Blood oranges, in case you’re wondering, are:

a variety of orange (Citrus sinensis) with crimson, blood-colored flesh. The fruit is smaller than an average orange; its skin is usually pitted, but can be smooth. The distinctive dark flesh color is due to the presence of anthocyanins, a family of pigments common to many flowers and fruit, but uncommon in citrus fruits.[1] The flesh develops its characteristic maroon color when the fruit develops with low temperatures during the night.[2] Sometimes there is dark coloring on the exterior of the rind as well, depending on the variety of blood orange. The skin can also be tougher, and harder to peel than other oranges.

While all oranges are likely of hybrid origin between the pomelo and the tangerine,[3] blood oranges originated as a mutation of the sweet orange.[4]

Within Europe, the Arancia Rossa di Sicilia (Red Orange of Sicily) has Protected Geographical Status.[5]

They’re gorgeous. They look just like oranges, but when you slice them, the inside is a deep blood-red color, and so is the juice. How appropriate, right? It looks normal on the outside, but inside… muahaha.

I decided to do a blood orange cupcake, and frost it with some very lightly flavored vanilla buttercream, and then top them with a candied slice of blood orange. The slices became almost stained-glass like, which gave a lovely look.  Black liners are from Bake It Pretty (but I can’t seem to find them on their site now, so they might be sold out).

TRUE “BLOOD – ORANGE” CUPCAKES

Ingredients:

  • 1 ¾ cup cake flour, sifted
  • 1 cup sugar
  • ½ teaspoons salt
  • 2 ½ teaspoons baking powder
  • 2 large eggs, separated and whites beaten until stiff
  • ½ teaspoon vanilla extract
  • ½ cup blood orange juice
  • 1 stick of butter, softened
  • dash of orange food coloring
  • dash of red coloring

Directions:

  1. Preheat oven to 350 F. Line muffin tins with liners.
  2. In the bowl of a stand mixer using the whisk attachment, beat egg whites until stiff. Set aside. Cream butter, sugar, egg yolks, and vanilla in a mixing bowl until fluffy.
  3. Mix flour, salt, and baking powder together in a separate mixing bowl, and do a quick sift with a whisk. Add dry ingredients to creamed ingredients a little at a time alternating with adding portions of the orange juice to the creamed mixture. Add two dashes of food coloring until the batter is desired color (remember, it’ll get lighter once the egg whites are folded in!)
  4. Fold in beaten egg whites gently, one half at a time. Spoon batter into cupcake liners.
  5. Bake  for 15 minutes or until a toothpick inserted in center comes out clean.

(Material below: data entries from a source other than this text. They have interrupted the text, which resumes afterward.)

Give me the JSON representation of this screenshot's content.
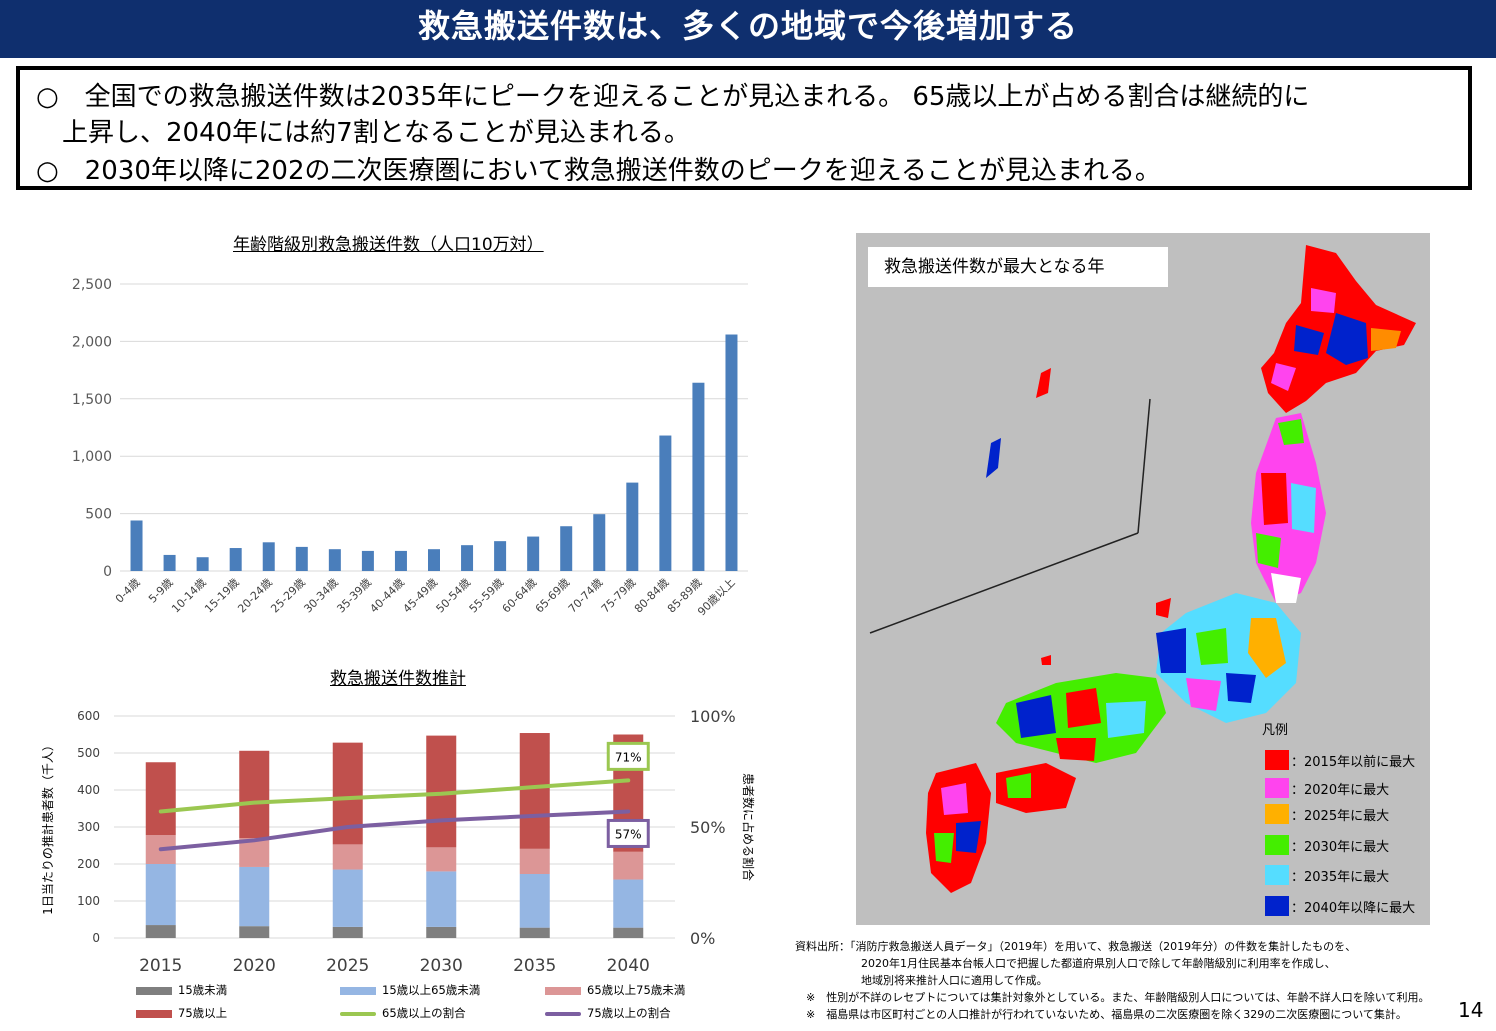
{
  "header": {
    "title": "救急搬送件数は、多くの地域で今後増加する"
  },
  "summary": {
    "lines": [
      "○　全国での救急搬送件数は2035年にピークを迎えることが見込まれる。 65歳以上が占める割合は継続的に",
      "上昇し、2040年には約7割となることが見込まれる。",
      "○　2030年以降に202の二次医療圏において救急搬送件数のピークを迎えることが見込まれる。"
    ]
  },
  "chart_data": [
    {
      "type": "bar",
      "title": "年齢階級別救急搬送件数（人口10万対）",
      "categories": [
        "0-4歳",
        "5-9歳",
        "10-14歳",
        "15-19歳",
        "20-24歳",
        "25-29歳",
        "30-34歳",
        "35-39歳",
        "40-44歳",
        "45-49歳",
        "50-54歳",
        "55-59歳",
        "60-64歳",
        "65-69歳",
        "70-74歳",
        "75-79歳",
        "80-84歳",
        "85-89歳",
        "90歳以上"
      ],
      "values": [
        440,
        140,
        120,
        200,
        250,
        210,
        190,
        175,
        175,
        190,
        225,
        260,
        300,
        390,
        495,
        770,
        1180,
        1640,
        2060
      ],
      "ylim": [
        0,
        2500
      ],
      "yticks": [
        "0",
        "500",
        "1,000",
        "1,500",
        "2,000",
        "2,500"
      ],
      "grid": true,
      "color": "#4a7ebb"
    },
    {
      "type": "bar",
      "stacked": true,
      "title": "救急搬送件数推計",
      "ylabel": "1日当たりの推計患者数（千人）",
      "y2label": "患者数に占める割合",
      "categories": [
        "2015",
        "2020",
        "2025",
        "2030",
        "2035",
        "2040"
      ],
      "ylim": [
        0,
        600
      ],
      "yticks": [
        "0",
        "100",
        "200",
        "300",
        "400",
        "500",
        "600"
      ],
      "y2ticks": [
        "0%",
        "50%",
        "100%"
      ],
      "series": [
        {
          "name": "15歳未満",
          "color": "#7f7f7f",
          "values": [
            35,
            32,
            30,
            30,
            28,
            28
          ]
        },
        {
          "name": "15歳以上65歳未満",
          "color": "#95b6e3",
          "values": [
            165,
            160,
            155,
            150,
            145,
            130
          ]
        },
        {
          "name": "65歳以上75歳未満",
          "color": "#dc9696",
          "values": [
            78,
            78,
            68,
            65,
            68,
            75
          ]
        },
        {
          "name": "75歳以上",
          "color": "#c0504d",
          "values": [
            197,
            236,
            275,
            302,
            313,
            317
          ]
        }
      ],
      "line_series": [
        {
          "name": "65歳以上の割合",
          "color": "#9bc751",
          "values": [
            0.57,
            0.61,
            0.63,
            0.65,
            0.68,
            0.71
          ]
        },
        {
          "name": "75歳以上の割合",
          "color": "#7c5fa1",
          "values": [
            0.4,
            0.44,
            0.5,
            0.53,
            0.55,
            0.57
          ]
        }
      ],
      "annotations": [
        "71%",
        "57%"
      ]
    }
  ],
  "map": {
    "label": "救急搬送件数が最大となる年",
    "legend_title": "凡例",
    "legend": [
      {
        "label": "：2015年以前に最大",
        "color": "#ff0000"
      },
      {
        "label": "：2020年に最大",
        "color": "#ff44ee"
      },
      {
        "label": "：2025年に最大",
        "color": "#ffb000"
      },
      {
        "label": "：2030年に最大",
        "color": "#44ee00"
      },
      {
        "label": "：2035年に最大",
        "color": "#55ddff"
      },
      {
        "label": "：2040年以降に最大",
        "color": "#0022cc"
      }
    ]
  },
  "source": {
    "lines": [
      "資料出所：「消防庁救急搬送人員データ」（2019年）を用いて、救急搬送（2019年分）の件数を集計したものを、",
      "　　　　　　2020年1月住民基本台帳人口で把握した都道府県別人口で除して年齢階級別に利用率を作成し、",
      "　　　　　　地域別将来推計人口に適用して作成。",
      "　※　性別が不詳のレセプトについては集計対象外としている。また、年齢階級別人口については、年齢不詳人口を除いて利用。",
      "　※　福島県は市区町村ごとの人口推計が行われていないため、福島県の二次医療圏を除く329の二次医療圏について集計。"
    ]
  },
  "page": {
    "number": "14"
  }
}
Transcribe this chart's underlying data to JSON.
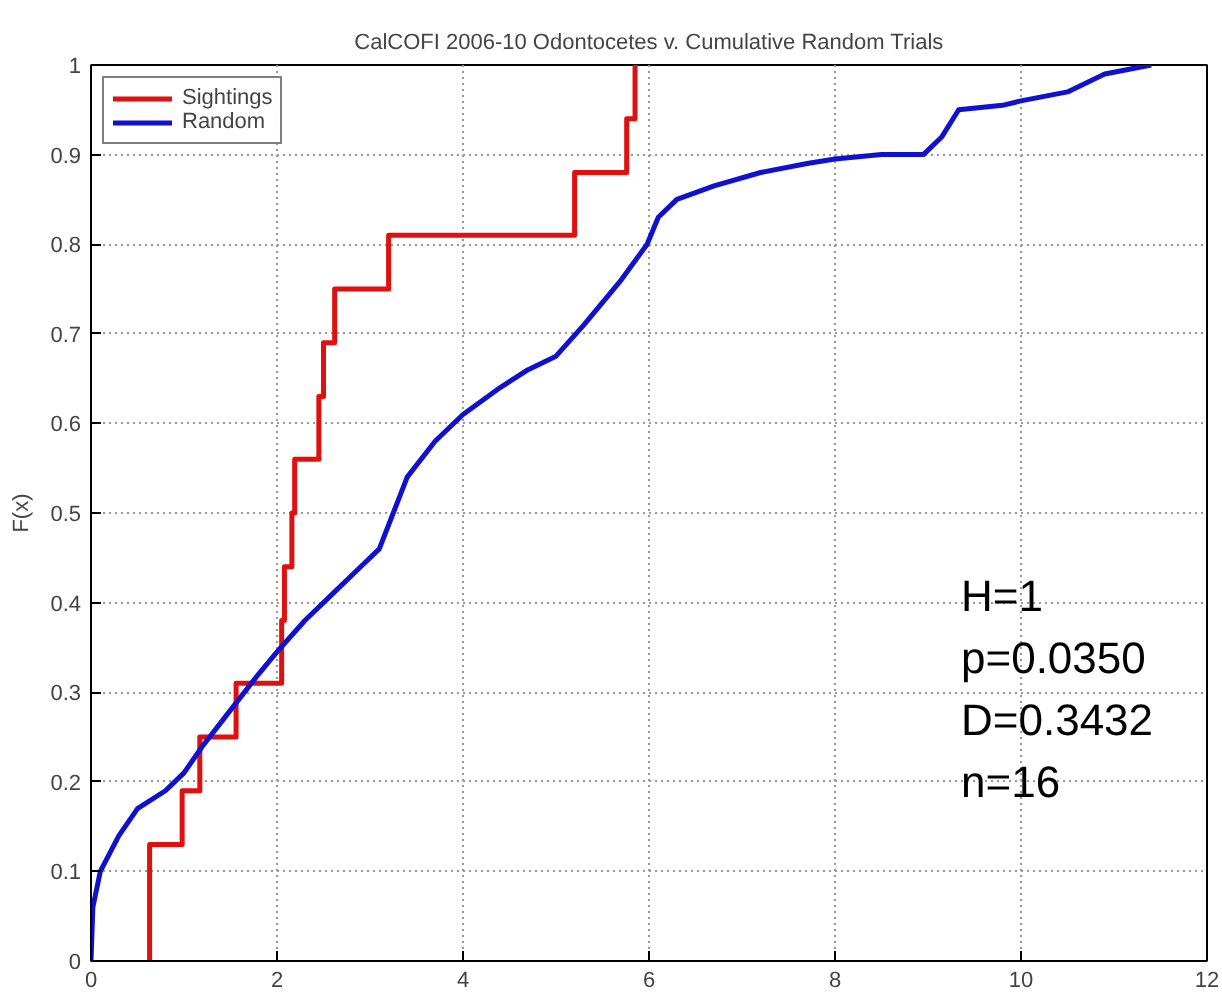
{
  "chart_data": {
    "type": "step",
    "title": "CalCOFI 2006-10 Odontocetes v. Cumulative Random Trials",
    "ylabel": "F(x)",
    "xlim": [
      0,
      12
    ],
    "xticks": [
      0,
      2,
      4,
      6,
      8,
      10,
      12
    ],
    "ylim": [
      0,
      1
    ],
    "yticks": [
      0,
      0.1,
      0.2,
      0.3,
      0.4,
      0.5,
      0.6,
      0.7,
      0.8,
      0.9,
      1
    ],
    "grid": true,
    "legend": "top left",
    "line_style": "solid",
    "marker": "none",
    "annotations": [
      "H=1",
      "p=0.0350",
      "D=0.3432",
      "n=16"
    ],
    "series": [
      {
        "name": "Sightings",
        "color": "#e01010",
        "x": [
          0.63,
          0.63,
          0.63,
          0.98,
          1.17,
          1.56,
          2.05,
          2.08,
          2.16,
          2.19,
          2.45,
          2.5,
          2.62,
          3.2,
          5.2,
          5.76,
          5.85
        ],
        "values": [
          0,
          0.06,
          0.13,
          0.19,
          0.25,
          0.31,
          0.38,
          0.44,
          0.5,
          0.56,
          0.63,
          0.69,
          0.75,
          0.81,
          0.88,
          0.94,
          1.0
        ]
      },
      {
        "name": "Random",
        "color": "#1010d0",
        "type": "line",
        "x": [
          0,
          0.02,
          0.1,
          0.3,
          0.5,
          0.8,
          1.0,
          1.2,
          1.5,
          1.8,
          2.0,
          2.3,
          2.6,
          2.9,
          3.1,
          3.25,
          3.4,
          3.7,
          4.0,
          4.4,
          4.7,
          5.0,
          5.3,
          5.7,
          5.98,
          6.1,
          6.3,
          6.7,
          7.2,
          7.7,
          8.0,
          8.5,
          8.95,
          9.15,
          9.33,
          9.8,
          10.0,
          10.5,
          10.9,
          11.4
        ],
        "values": [
          0,
          0.06,
          0.1,
          0.14,
          0.17,
          0.19,
          0.21,
          0.24,
          0.28,
          0.32,
          0.345,
          0.38,
          0.41,
          0.44,
          0.46,
          0.5,
          0.54,
          0.58,
          0.61,
          0.64,
          0.66,
          0.675,
          0.71,
          0.76,
          0.8,
          0.83,
          0.85,
          0.865,
          0.88,
          0.89,
          0.895,
          0.9,
          0.9,
          0.92,
          0.95,
          0.955,
          0.96,
          0.97,
          0.99,
          1.0
        ]
      }
    ]
  }
}
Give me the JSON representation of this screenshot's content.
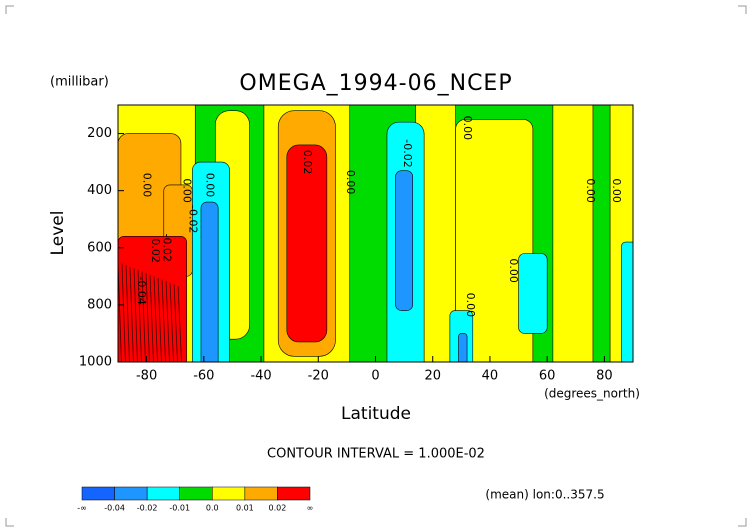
{
  "chart_data": {
    "type": "contour",
    "title": "OMEGA_1994-06_NCEP",
    "y_unit": "(millibar)",
    "y_label": "Level",
    "x_label": "Latitude",
    "x_unit": "(degrees_north)",
    "subtitle": "CONTOUR INTERVAL = 1.000E-02",
    "footnote": "(mean) lon:0..357.5",
    "xlim": [
      -90,
      90
    ],
    "xticks": [
      -80,
      -60,
      -40,
      -20,
      0,
      20,
      40,
      60,
      80
    ],
    "ylim": [
      1000,
      100
    ],
    "yticks": [
      200,
      400,
      600,
      800,
      1000
    ],
    "colorbar": {
      "colors": [
        "#1464ff",
        "#1e96ff",
        "#00ffff",
        "#00dc00",
        "#ffff00",
        "#ffaa00",
        "#ff0000"
      ],
      "labels": [
        "-∞",
        "-0.04",
        "-0.02",
        "-0.01",
        "0.0",
        "0.01",
        "0.02",
        "∞"
      ]
    },
    "contour_labels": [
      "0.00",
      "-0.02",
      "0.02",
      "-0.04",
      "0.00",
      "-0.02",
      "0.00",
      "0.02",
      "0.00",
      "-0.02",
      "0.00",
      "0.00",
      "0.00",
      "0.00",
      "0.00"
    ]
  }
}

For those of you who aren’t True Blood fans (THE HORROR!) or if you want to make them for a summer party or picnic, you can make ‘em plain blood orange cupcakes too. The orange liners are also from Bake It Pretty.

 

CANDIED BLOOD ORANGE SLICES (thanks to 52kitchenadventures.com)

Ingredients:

  • 1 blood orange, thinly sliced
  • 1 cup of water
  • 1 cup granulated sugar

Directions:

  1. Slice the blood orange as thinly as you can manage. Bring water and sugar to a simmer in a saucepan, stirring until the sugar is dissolved. Add blood orange slices and keep on a low simmer, turning them over after 30 minutes. Simmer for a total of 45-60 minutes, or until the peel on the slices starts to become translucent.
  2. If you want to make more oranges, simply increase the amount of water and sugar (such as 1 ½ cups of each for 3-4 oranges).

So all you Trubies out there… make these on June 26th, crack open some Tru Blood’s and GET PSYCHED.